Entscheidungsstichwort (Thema)
Begriff “Familienangehöriger„ im Sinne des § 7 AsylbLG
Orientierungssatz
1. Der Begriff “Familienangehöriger„ im Sinne des § 7 Absatz 1 Satz 1 AsylbLG ist umstritten.
2. Er ist nach Auffassung der Kammer eng auszulegen und umfasst nur die Ehegatten und die minderjährigen Kinder der Leistungsberechtigten. Als normativer Ansatzpunkt innerhalb des AsylbLG dient § 1 a Satz 1 AsylbLG, der gleichfalls den Begriff des "Leistungsberechtigten und seiner Familienangehörigen" verwendet und zur Bestimmung des damit umschriebenen Personenkreises auf § 1 Absatz 1 Nr. 6 AsylbLG verweist. Dort sind als "Familienangehörige" Ehegatten, Lebenspartner oder minderjährige Kinder aufgeführt.
3. Demgemäß sind Einkommen und Vermögen von im Haushalt lebenden Personen, die nicht darunter fallen, bei der Ermittlung der Leistungsansprüche nicht zu berücksichtigen. Gemäß § 7 Absatz 3 AsylbLG kommt jedoch die Überleitung von Unterhaltsansprüchen in Betracht.
4. Zur Entstehungsgeschichte des AsylbLG und Gegenansicht
Nachgehend
Tenor
Der Beklagte wird unter Abänderung seines Bescheides vom 21. Februar 2007 und des Widerspruchsbescheides vom 31.07.2007 und unter Abänderung aller entgegenstehenden nicht rechtskräftigen Ablehnungsbescheide bis zum 18. Juni 2008 verpflichtet, der Klägerin Leistungen nach § 3 AsylbLG ohne Anrechnung des Einkommens der Familie des Sohnes zu bewilligen.
Der Beklagte hat der Klägerin die notwendigen Verfahrenskosten zu erstatten.
Tatbestand
Die Klägerin erstrebt mit der vorliegenden Klage Leistungen nach dem Asylbewerberleistungsgesetz - AsylbLG - ohne unmittelbare Anrechnung des Einkommens des Sohnes und der Schwiegertochter.

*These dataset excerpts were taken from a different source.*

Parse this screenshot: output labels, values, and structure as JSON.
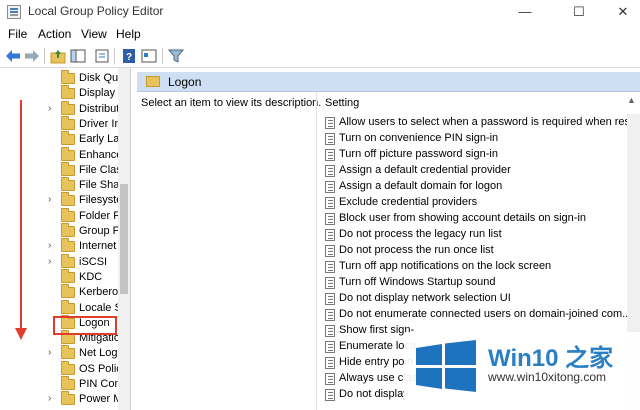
{
  "window": {
    "title": "Local Group Policy Editor"
  },
  "window_controls": {
    "minimize": "—",
    "maximize": "☐",
    "close": "✕"
  },
  "menu": [
    "File",
    "Action",
    "View",
    "Help"
  ],
  "tree": {
    "items": [
      {
        "label": "Disk Quo",
        "expandable": false
      },
      {
        "label": "Display",
        "expandable": false
      },
      {
        "label": "Distribut",
        "expandable": true
      },
      {
        "label": "Driver In",
        "expandable": false
      },
      {
        "label": "Early Lau",
        "expandable": false
      },
      {
        "label": "Enhance",
        "expandable": false
      },
      {
        "label": "File Clas",
        "expandable": false
      },
      {
        "label": "File Shar",
        "expandable": false
      },
      {
        "label": "Filesyste",
        "expandable": true
      },
      {
        "label": "Folder R",
        "expandable": false
      },
      {
        "label": "Group P",
        "expandable": false
      },
      {
        "label": "Internet",
        "expandable": true
      },
      {
        "label": "iSCSI",
        "expandable": true
      },
      {
        "label": "KDC",
        "expandable": false
      },
      {
        "label": "Kerberos",
        "expandable": false
      },
      {
        "label": "Locale S",
        "expandable": false
      },
      {
        "label": "Logon",
        "expandable": false,
        "selected": true
      },
      {
        "label": "Mitigatio",
        "expandable": false
      },
      {
        "label": "Net Logo",
        "expandable": true
      },
      {
        "label": "OS Polic",
        "expandable": false
      },
      {
        "label": "PIN Com",
        "expandable": false
      },
      {
        "label": "Power M",
        "expandable": true
      }
    ]
  },
  "details": {
    "header": "Logon",
    "description": "Select an item to view its description.",
    "column": "Setting",
    "settings": [
      "Allow users to select when a password is required when resu...",
      "Turn on convenience PIN sign-in",
      "Turn off picture password sign-in",
      "Assign a default credential provider",
      "Assign a default domain for logon",
      "Exclude credential providers",
      "Block user from showing account details on sign-in",
      "Do not process the legacy run list",
      "Do not process the run once list",
      "Turn off app notifications on the lock screen",
      "Turn off Windows Startup sound",
      "Do not display network selection UI",
      "Do not enumerate connected users on domain-joined com...",
      "Show first sign-",
      "Enumerate loca",
      "Hide entry poin",
      "Always use clas",
      "Do not display"
    ]
  },
  "watermark": {
    "brand": "Win10 之家",
    "url": "www.win10xitong.com"
  },
  "colors": {
    "annotation_red": "#e23c2c",
    "header_band": "#cfdff3",
    "brand_blue": "#2a7fc4"
  }
}
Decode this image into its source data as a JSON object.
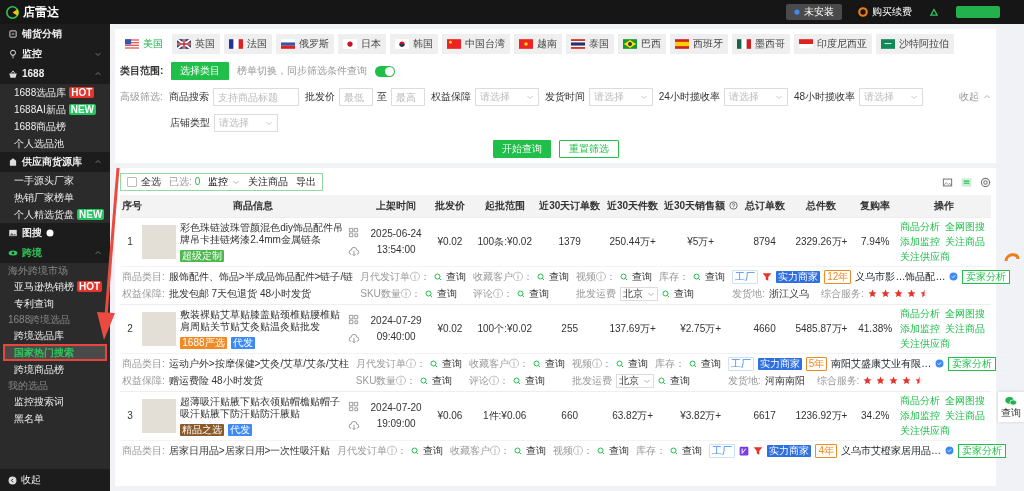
{
  "header": {
    "logo": "店雷达",
    "install": "未安装",
    "renew": "购买续费"
  },
  "sidebar": {
    "groups": [
      {
        "label": "铺货分销",
        "selected": false
      },
      {
        "label": "监控",
        "selected": false,
        "expanded": false
      },
      {
        "label": "1688",
        "selected": false,
        "expanded": true,
        "children": [
          {
            "label": "1688选品库",
            "badge": {
              "kind": "hot",
              "text": "HOT"
            },
            "selected": false
          },
          {
            "label": "1688AI新品",
            "badge": {
              "kind": "new",
              "text": "NEW"
            },
            "selected": false
          },
          {
            "label": "1688商品榜",
            "selected": false
          },
          {
            "label": "个人选品池",
            "selected": false
          }
        ]
      },
      {
        "label": "供应商货源库",
        "selected": false,
        "expanded": true,
        "children": [
          {
            "label": "一手源头厂家",
            "selected": false
          },
          {
            "label": "热销厂家榜单",
            "selected": false
          },
          {
            "label": "个人精选货盘",
            "badge": {
              "kind": "new",
              "text": "NEW"
            },
            "selected": false
          }
        ]
      },
      {
        "label": "图搜",
        "selected": false,
        "info": true
      },
      {
        "label": "跨境",
        "selected": true,
        "expanded": true,
        "children": [
          {
            "kind": "section",
            "label": "海外跨境市场"
          },
          {
            "label": "亚马逊热销榜",
            "badge": {
              "kind": "hot",
              "text": "HOT"
            },
            "selected": false
          },
          {
            "label": "专利查询",
            "selected": false
          },
          {
            "kind": "section",
            "label": "1688跨境选品"
          },
          {
            "label": "跨境选品库",
            "selected": false
          },
          {
            "label": "国家热门搜索",
            "selected": true,
            "highlighted": true
          },
          {
            "label": "跨境商品榜",
            "selected": false
          },
          {
            "kind": "section",
            "label": "我的选品"
          },
          {
            "label": "监控搜索词",
            "selected": false
          },
          {
            "label": "黑名单",
            "selected": false
          }
        ]
      }
    ],
    "collapse": "收起"
  },
  "annotation_arrow": true,
  "tabs": [
    {
      "kind": "us",
      "label": "美国",
      "selected": true
    },
    {
      "kind": "gb",
      "label": "英国",
      "selected": false
    },
    {
      "kind": "fr",
      "label": "法国",
      "selected": false
    },
    {
      "kind": "ru",
      "label": "俄罗斯",
      "selected": false
    },
    {
      "kind": "jp",
      "label": "日本",
      "selected": false
    },
    {
      "kind": "kr",
      "label": "韩国",
      "selected": false
    },
    {
      "kind": "cn",
      "label": "中国台湾",
      "selected": false
    },
    {
      "kind": "vn",
      "label": "越南",
      "selected": false
    },
    {
      "kind": "th",
      "label": "泰国",
      "selected": false
    },
    {
      "kind": "br",
      "label": "巴西",
      "selected": false
    },
    {
      "kind": "es",
      "label": "西班牙",
      "selected": false
    },
    {
      "kind": "mx",
      "label": "墨西哥",
      "selected": false
    },
    {
      "kind": "id",
      "label": "印度尼西亚",
      "selected": false
    },
    {
      "kind": "sa",
      "label": "沙特阿拉伯",
      "selected": false
    }
  ],
  "filters": {
    "scope_label": "类目范围:",
    "scope_button": "选择类目",
    "sync_hint": "榜单切换，同步筛选条件查询",
    "sync_on": true,
    "advanced_label": "高级筛选:",
    "collapse": "收起",
    "rows": [
      [
        {
          "kind": "text",
          "label": "商品搜索",
          "placeholder": "支持商品标题"
        },
        {
          "kind": "range",
          "label": "批发价",
          "min_placeholder": "最低",
          "separator": "至",
          "max_placeholder": "最高"
        },
        {
          "kind": "select",
          "label": "权益保障",
          "placeholder": "请选择"
        },
        {
          "kind": "select",
          "label": "发货时间",
          "placeholder": "请选择"
        },
        {
          "kind": "select",
          "label": "24小时揽收率",
          "placeholder": "请选择"
        },
        {
          "kind": "select",
          "label": "48小时揽收率",
          "placeholder": "请选择"
        }
      ],
      [
        {
          "kind": "select",
          "label": "店铺类型",
          "placeholder": "请选择"
        }
      ]
    ],
    "buttons": [
      {
        "kind": "primary",
        "label": "开始查询"
      },
      {
        "kind": "outline",
        "label": "重置筛选"
      }
    ]
  },
  "toolbar": {
    "select_all": "全选",
    "checked": false,
    "selected_label": "已选:",
    "selected_count": "0",
    "monitor": "监控",
    "follow": "关注商品",
    "export": "导出",
    "views": [
      {
        "kind": "image",
        "selected": false
      },
      {
        "kind": "list",
        "selected": true
      }
    ]
  },
  "table": {
    "columns": [
      {
        "label": "序号"
      },
      {
        "label": "商品信息"
      },
      {
        "label": "上架时间"
      },
      {
        "label": "批发价"
      },
      {
        "label": "起批范围"
      },
      {
        "label": "近30天订单数"
      },
      {
        "label": "近30天件数"
      },
      {
        "label": "近30天销售额",
        "help": true
      },
      {
        "label": "总订单数"
      },
      {
        "label": "总件数"
      },
      {
        "label": "复购率"
      },
      {
        "label": "操作"
      }
    ],
    "rows": [
      {
        "index": "1",
        "title": "彩色珠链波珠管颜混色diy饰品配件吊牌吊卡挂链烤漆2.4mm金属链条",
        "tags": [
          {
            "text": "超级定制",
            "color": "#4cb94c"
          }
        ],
        "date": "2025-06-24",
        "time": "13:54:00",
        "price": "¥0.02",
        "moq": "100条:¥0.02",
        "orders_30d": "1379",
        "pieces_30d": "250.44万+",
        "sales_30d": "¥5万+",
        "orders_total": "8794",
        "pieces_total": "2329.26万+",
        "repurchase": "7.94%",
        "actions": [
          "商品分析",
          "全网图搜",
          "添加监控",
          "关注商品",
          "关注供应商"
        ],
        "line1": [
          {
            "kind": "field",
            "label": "商品类目:",
            "value": "服饰配件、饰品>半成品饰品配件>链子/链"
          },
          {
            "kind": "query",
            "label": "月代发订单ⓘ：",
            "action": "查询"
          },
          {
            "kind": "query",
            "label": "收藏客户ⓘ：",
            "action": "查询"
          },
          {
            "kind": "query",
            "label": "视频ⓘ：",
            "action": "查询"
          },
          {
            "kind": "query",
            "label": "库存：",
            "action": "查询"
          },
          {
            "kind": "seller",
            "badges": [
              {
                "kind": "factory",
                "text": "工厂"
              },
              {
                "kind": "red-logo"
              },
              {
                "kind": "strength",
                "text": "实力商家"
              },
              {
                "kind": "years",
                "text": "12年"
              }
            ],
            "supplier": "义乌市影…饰品配…",
            "verified": true,
            "button": "卖家分析"
          }
        ],
        "line2": [
          {
            "kind": "field",
            "label": "权益保障:",
            "value": "批发包邮  7天包退货  48小时发货"
          },
          {
            "kind": "query",
            "label": "SKU数量ⓘ：",
            "action": "查询"
          },
          {
            "kind": "query",
            "label": "评论ⓘ：",
            "action": "查询"
          },
          {
            "kind": "freight",
            "label": "批发运费",
            "value": "北京",
            "action": "查询"
          },
          {
            "kind": "origin",
            "label": "发货地:",
            "value": "浙江义乌",
            "rating_label": "综合服务:",
            "stars": 4.5
          }
        ]
      },
      {
        "index": "2",
        "title": "敷装裸贴艾草贴膝盖贴颈椎贴腰椎贴肩周贴关节贴艾灸贴温灸贴批发",
        "tags": [
          {
            "text": "1688严选",
            "color": "#f08a24"
          },
          {
            "text": "代发",
            "color": "#3d8af7"
          }
        ],
        "date": "2024-07-29",
        "time": "09:40:00",
        "price": "¥0.02",
        "moq": "100个:¥0.02",
        "orders_30d": "255",
        "pieces_30d": "137.69万+",
        "sales_30d": "¥2.75万+",
        "orders_total": "4660",
        "pieces_total": "5485.87万+",
        "repurchase": "41.38%",
        "actions": [
          "商品分析",
          "全网图搜",
          "添加监控",
          "关注商品",
          "关注供应商"
        ],
        "line1": [
          {
            "kind": "field",
            "label": "商品类目:",
            "value": "运动户外>按摩保健>艾灸/艾草/艾条/艾柱"
          },
          {
            "kind": "query",
            "label": "月代发订单ⓘ：",
            "action": "查询"
          },
          {
            "kind": "query",
            "label": "收藏客户ⓘ：",
            "action": "查询"
          },
          {
            "kind": "query",
            "label": "视频ⓘ：",
            "action": "查询"
          },
          {
            "kind": "query",
            "label": "库存：",
            "action": "查询"
          },
          {
            "kind": "seller",
            "badges": [
              {
                "kind": "factory",
                "text": "工厂"
              },
              {
                "kind": "strength",
                "text": "实力商家"
              },
              {
                "kind": "years",
                "text": "5年"
              }
            ],
            "supplier": "南阳艾盛康艾业有限…",
            "verified": true,
            "button": "卖家分析"
          }
        ],
        "line2": [
          {
            "kind": "field",
            "label": "权益保障:",
            "value": "赠运费险  48小时发货"
          },
          {
            "kind": "query",
            "label": "SKU数量ⓘ：",
            "action": "查询"
          },
          {
            "kind": "query",
            "label": "评论ⓘ：",
            "action": "查询"
          },
          {
            "kind": "freight",
            "label": "批发运费",
            "value": "北京",
            "action": "查询"
          },
          {
            "kind": "origin",
            "label": "发货地:",
            "value": "河南南阳",
            "rating_label": "综合服务:",
            "stars": 4.5
          }
        ]
      },
      {
        "index": "3",
        "title": "超薄吸汗贴腋下贴衣领贴帽檐贴帽子吸汗贴腋下防汗贴防汗腋贴",
        "tags": [
          {
            "text": "精品之选",
            "color": "#8a5a2b"
          },
          {
            "text": "代发",
            "color": "#3d8af7"
          }
        ],
        "date": "2024-07-20",
        "time": "19:09:00",
        "price": "¥0.06",
        "moq": "1件:¥0.06",
        "orders_30d": "660",
        "pieces_30d": "63.82万+",
        "sales_30d": "¥3.82万+",
        "orders_total": "6617",
        "pieces_total": "1236.92万+",
        "repurchase": "34.2%",
        "actions": [
          "商品分析",
          "全网图搜",
          "添加监控",
          "关注商品",
          "关注供应商"
        ],
        "line1": [
          {
            "kind": "field",
            "label": "商品类目:",
            "value": "居家日用品>居家日用>一次性吸汗贴"
          },
          {
            "kind": "query",
            "label": "月代发订单ⓘ：",
            "action": "查询"
          },
          {
            "kind": "query",
            "label": "收藏客户ⓘ：",
            "action": "查询"
          },
          {
            "kind": "query",
            "label": "视频ⓘ：",
            "action": "查询"
          },
          {
            "kind": "query",
            "label": "库存：",
            "action": "查询"
          },
          {
            "kind": "seller",
            "badges": [
              {
                "kind": "factory",
                "text": "工厂"
              },
              {
                "kind": "purple-logo"
              },
              {
                "kind": "red-logo"
              },
              {
                "kind": "strength",
                "text": "实力商家"
              },
              {
                "kind": "years",
                "text": "4年"
              }
            ],
            "supplier": "义乌市艾橙家居用品…",
            "verified": true,
            "button": "卖家分析"
          }
        ]
      }
    ]
  },
  "chat_widget": {
    "label": "查询"
  }
}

Die 76-jährige Klägerin ist Staatsangehörige von Bosnien/Herzegowina kroatischer Volkszugehörigkeit. Die zuständige Ausländerbehörde hat ihr eine Aufenthaltserlaubnis nach § 25 Abs. 5 Aufenthaltsgesetz (AufenthaltG) erteilt. Als eigene Einkünfte hat sie eine (deutsche) Witwenrente in Höhe von monatlich 52,11 EUR sowie eine kroatische Rente in Höhe von monatlich 111,66 EUR. Sie wohnt zusammen mit ihrem Sohn, der Schwiegertochter und der Enkeltochter in einem Haushalt in Aachen. Der Sohn ist bei der Deutschen Post beschäftigt und erzielt als Postzusteller ein monatliches schwankendes Nettoeinkommen von durchschnittlich ca. 1400,- EUR bis 1700,- EUR. Im Dezember 2006 erhielt er außerdem eine Jahressonderzahlung. Die Schwiegertochter der Klägerin übt eine geringfügige Nebentätigkeit aus, bei der sie monatlich schwankende Einkünfte in Höhe von ca. 130,- EUR bis 220,- EUR erzielt. Die Enkeltochter der Klägerin besucht noch die Schule und hat keine eigenen Einkünfte.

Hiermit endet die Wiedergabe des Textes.